Tue Apr 24, 2012 4:49pm EDT

1 of 2. A general view of a Wal-Mart store in Mexico City, April 24, 2012. Wal-Mart Stores Inc lost $10 billion of its market value on Monday on concerns that a bribery investigation in Mexico could be very costly and hinder its plans to grow. In a sign that the problem was widening for the world's largest retailer, two U.S. lawmakers said they were launching their own investigation into allegations in a New York Times article that Wal-Mart de Mexico had engaged in a multi-year campaign of bribery to build its business. In Mexico, the front-running presidential candidate, Enrique Pena Nieto, and lawmakers also called on local authorities to investigate. The banner reads, 'Low prices, every day, in everything'.

Credit: Reuters/Edgard Garrido

(Reuters) - Embattled Wal-Mart vice chairman Eduardo Castro-Wright has resigned from the board of MetLife, the largest life insurer in the United States, the company said on Tuesday.

"Over the past weekend, I notified you of recent events that will require my immediate and personal attention," Castro-Wright said in a letter to MetLife Chief Executive Officer Steve Kandarian, a copy of which was filed with securities regulators.

"Accordingly, I now must focus my energy in spending personal time with my family and in protecting my good name and business reputation," he added at the end of the letter.

Castro-Wright was named in a weekend New York Times report as a key figure in an alleged foreign bribery scandal at Wal-Mart.

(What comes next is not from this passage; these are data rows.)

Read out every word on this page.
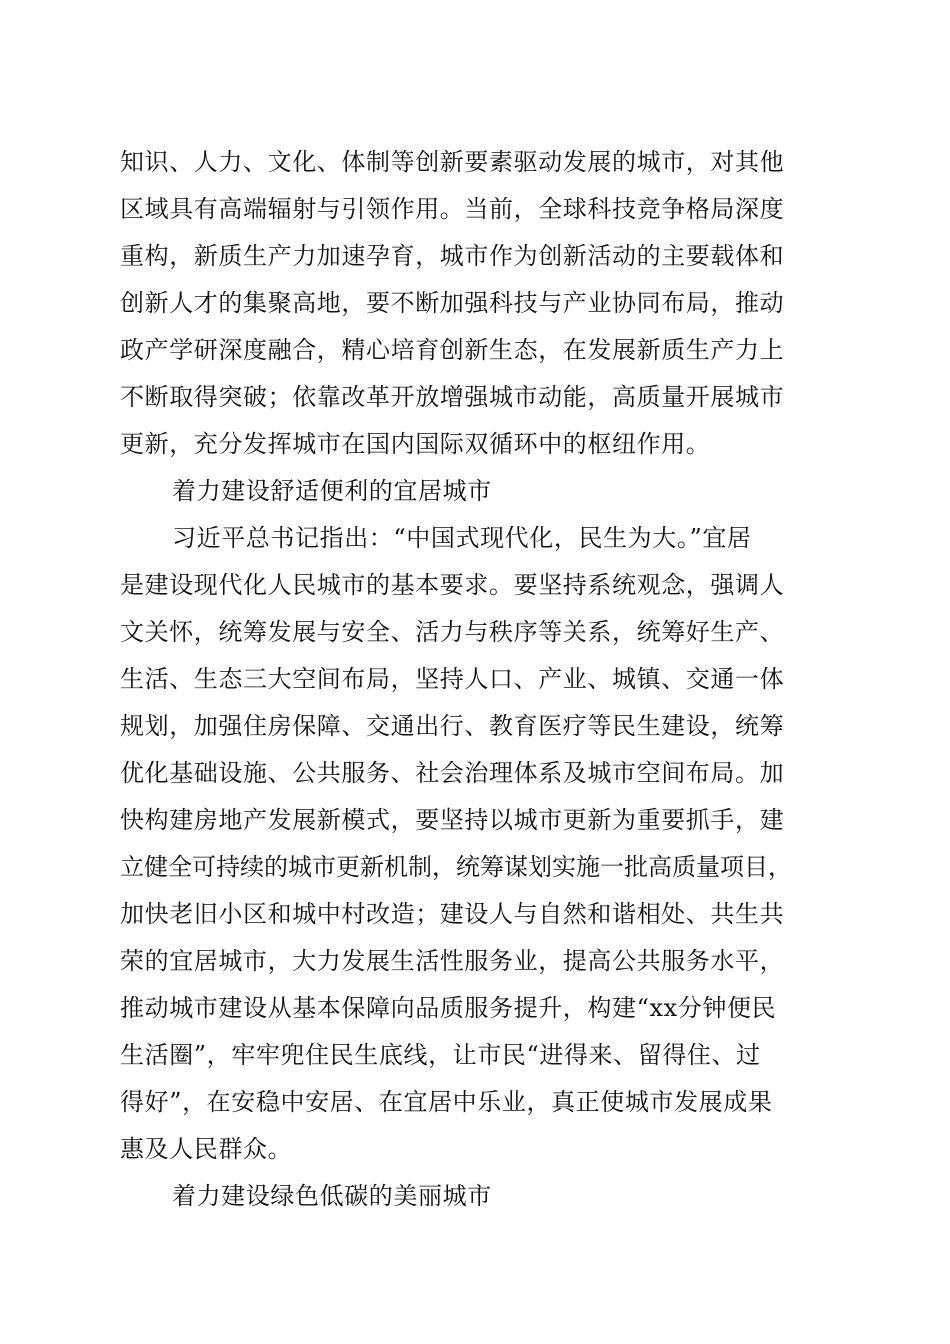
知识、人力、文化、体制等创新要素驱动发展的城市，对其他
区域具有高端辐射与引领作用。当前，全球科技竞争格局深度
重构，新质生产力加速孕育，城市作为创新活动的主要载体和
创新人才的集聚高地，要不断加强科技与产业协同布局，推动
政产学研深度融合，精心培育创新生态，在发展新质生产力上
不断取得突破；依靠改革开放增强城市动能，高质量开展城市
更新，充分发挥城市在国内国际双循环中的枢纽作用。
着力建设舒适便利的宜居城市
习近平总书记指出：“中国式现代化，民生为大。”宜居
是建设现代化人民城市的基本要求。要坚持系统观念，强调人
文关怀，统筹发展与安全、活力与秩序等关系，统筹好生产、
生活、生态三大空间布局，坚持人口、产业、城镇、交通一体
规划，加强住房保障、交通出行、教育医疗等民生建设，统筹
优化基础设施、公共服务、社会治理体系及城市空间布局。加
快构建房地产发展新模式，要坚持以城市更新为重要抓手，建
立健全可持续的城市更新机制，统筹谋划实施一批高质量项目，
加快老旧小区和城中村改造；建设人与自然和谐相处、共生共
荣的宜居城市，大力发展生活性服务业，提高公共服务水平，
推动城市建设从基本保障向品质服务提升，构建“xx分钟便民
生活圈”，牢牢兜住民生底线，让市民“进得来、留得住、过
得好”，在安稳中安居、在宜居中乐业，真正使城市发展成果
惠及人民群众。
着力建设绿色低碳的美丽城市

Castro-Wright, who joined the board in March 2008 and whose term was not due to expire until 2014, sat on three committees: investment, compensation and governance and corporate responsibility.

His 2011 compensation was $259,124 in cash and stock awards, according to MetLife's proxy. The company also paid premiums on a $200,000 life insurance policy for him. He held nearly 17,000 MetLife shares as of March 1, the proxy noted.

MetLife shares rose nearly 0.5 percent to $35.55 in late trading. The shares rallied in the minutes after the company announced Castro-Wright's departure.